Saying he deplores the lack of understanding about the importance of history and tradition among today's kids "who have no tradition other than slavish devotion to pop fads, digital social media and Cheetos," Mike Crosson, publisher of SocialMediopolis.com, is especially upset about music. Said he: "My father taught me about the Big Bands and Sinatra, and while it wasn't my choice of music, I at least listened and learned when I was a teenager. Kids today don't, for the most part. They don't expand their selection and listen to classical or Latin or International music or anything else other than pop rock and rap. They seem extremely insular and opinionated and obsessed with presentation rather than substance. In a word, they are blissfully and willfully ignorant."
While I am certain this is a refrain familiar to anyone with teens under management, it made me wonder if the electronic age is solely to blame for this condition. Just as Mike's dad introduced him to the music of his formative years, so did mine, but I took a greater interest in the history and sociology that produced "We'll Meet Again" and "Autumn Leaves." If you are of a certain age, your parents were raised in the Depression, went to war in Europe or The Pacific or Vietnam and lived out the GI Bill-funded "suburban dream." The music they played was strongly associated with those eras, often a direct reflection of their experiences within them.
You could not listen to Big Band and not think of World War II. You couldn't listen to swing and early rock and roll and not conjure images of your parents in their cocktail dresses and jackets and ties (remember them?). Perhaps it is our fault that our kids have only a passing interest in our music because we don't have thunderous events to tie it back to. Although Vietnam spawned a dozen movie soundtracks, it really only produced "The Ballad of the Green Berets" as any kind of affirmative anthem, Country Joe and the Fish notwithstanding.
How do you explain to your kids that you listened to the Moody Blues on the downward slope of an acid trip or were so stoned at the Allman Brothers concerts that they were 20 rows in front of you and you don't remember seeing them? Or you left the Black Sabbath concert because you HAD to get a couple dozen donuts before the stores closed? Or that you should only listen to Harry Nilsson's "The Point" if you have the psychedelic picture booklet that came in the album or that if you go see The Rocky Horror Picture Show you have to take a squirt gun and a pocket of rice?

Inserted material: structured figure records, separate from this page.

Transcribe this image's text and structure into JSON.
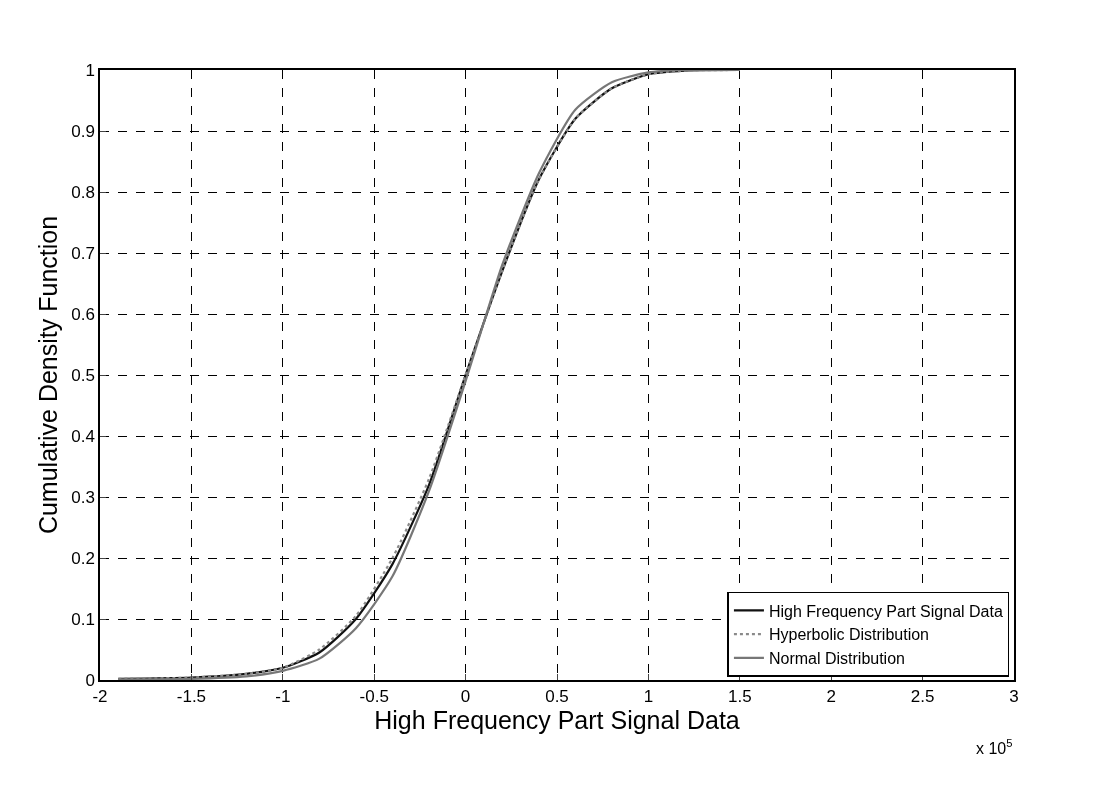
{
  "chart_data": {
    "type": "line",
    "xlabel": "High Frequency Part Signal Data",
    "ylabel": "Cumulative Density Function",
    "annotations": [
      "x 10$^{5}$"
    ],
    "x": [
      -1.9,
      -1.5,
      -1.2,
      -1,
      -0.8,
      -0.6,
      -0.4,
      -0.2,
      0,
      0.2,
      0.4,
      0.6,
      0.8,
      1.0,
      1.2,
      1.5
    ],
    "series": [
      {
        "name": "High Frequency Part Signal Data",
        "color": "#111111",
        "line_style": "solid",
        "values": [
          0.002,
          0.004,
          0.01,
          0.02,
          0.045,
          0.1,
          0.19,
          0.32,
          0.5,
          0.67,
          0.82,
          0.92,
          0.97,
          0.993,
          0.999,
          1.0
        ]
      },
      {
        "name": "Hyperbolic Distribution",
        "color": "#8a8a8a",
        "line_style": "dotted",
        "values": [
          0.002,
          0.004,
          0.01,
          0.02,
          0.05,
          0.105,
          0.2,
          0.33,
          0.5,
          0.67,
          0.82,
          0.92,
          0.97,
          0.993,
          0.999,
          1.0
        ]
      },
      {
        "name": "Normal Distribution",
        "color": "#777777",
        "line_style": "solid",
        "values": [
          0.001,
          0.002,
          0.006,
          0.015,
          0.035,
          0.085,
          0.17,
          0.31,
          0.49,
          0.68,
          0.83,
          0.935,
          0.98,
          0.996,
          1.0,
          1.0
        ]
      }
    ],
    "xlim": [
      -2,
      3
    ],
    "xticks": [
      -2,
      -1.5,
      -1,
      -0.5,
      0,
      0.5,
      1,
      1.5,
      2,
      2.5,
      3
    ],
    "ylim": [
      0,
      1
    ],
    "yticks": [
      0,
      0.1,
      0.2,
      0.3,
      0.4,
      0.5,
      0.6,
      0.7,
      0.8,
      0.9,
      1
    ],
    "grid": true,
    "legend": "bottom right",
    "marker": "none"
  }
}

Somehow all of that pales in comparison to troops marching off to save freedom to the music of The Andrews Sisters and Glenn Miller. Yes, there is music associated with the anti-war movement of the 60s and 70s, the fight for civil rights and feminism, sexual liberation, and the start of the environmental movement, but John Denver was no Nat King Cole and Helen Reddy was no Billie Holiday.
All of my kids went through the phase of "discovering" the Rolling Stones or The Beatles or Jimi Hendrix, but soon moved on to hardcore ghetto rap or hip hop or whatever is featured on Rock Band. They took away no cultural context except to ask us if we were hippies. You would think that with ready online access to the music and history of the 60s, 70s and 80s that our kids would take something of an interest in whatever traditions or history developed around music when we were their age. But they don't -- not for long, anyway. Clearly, we were not The Greatest Generation.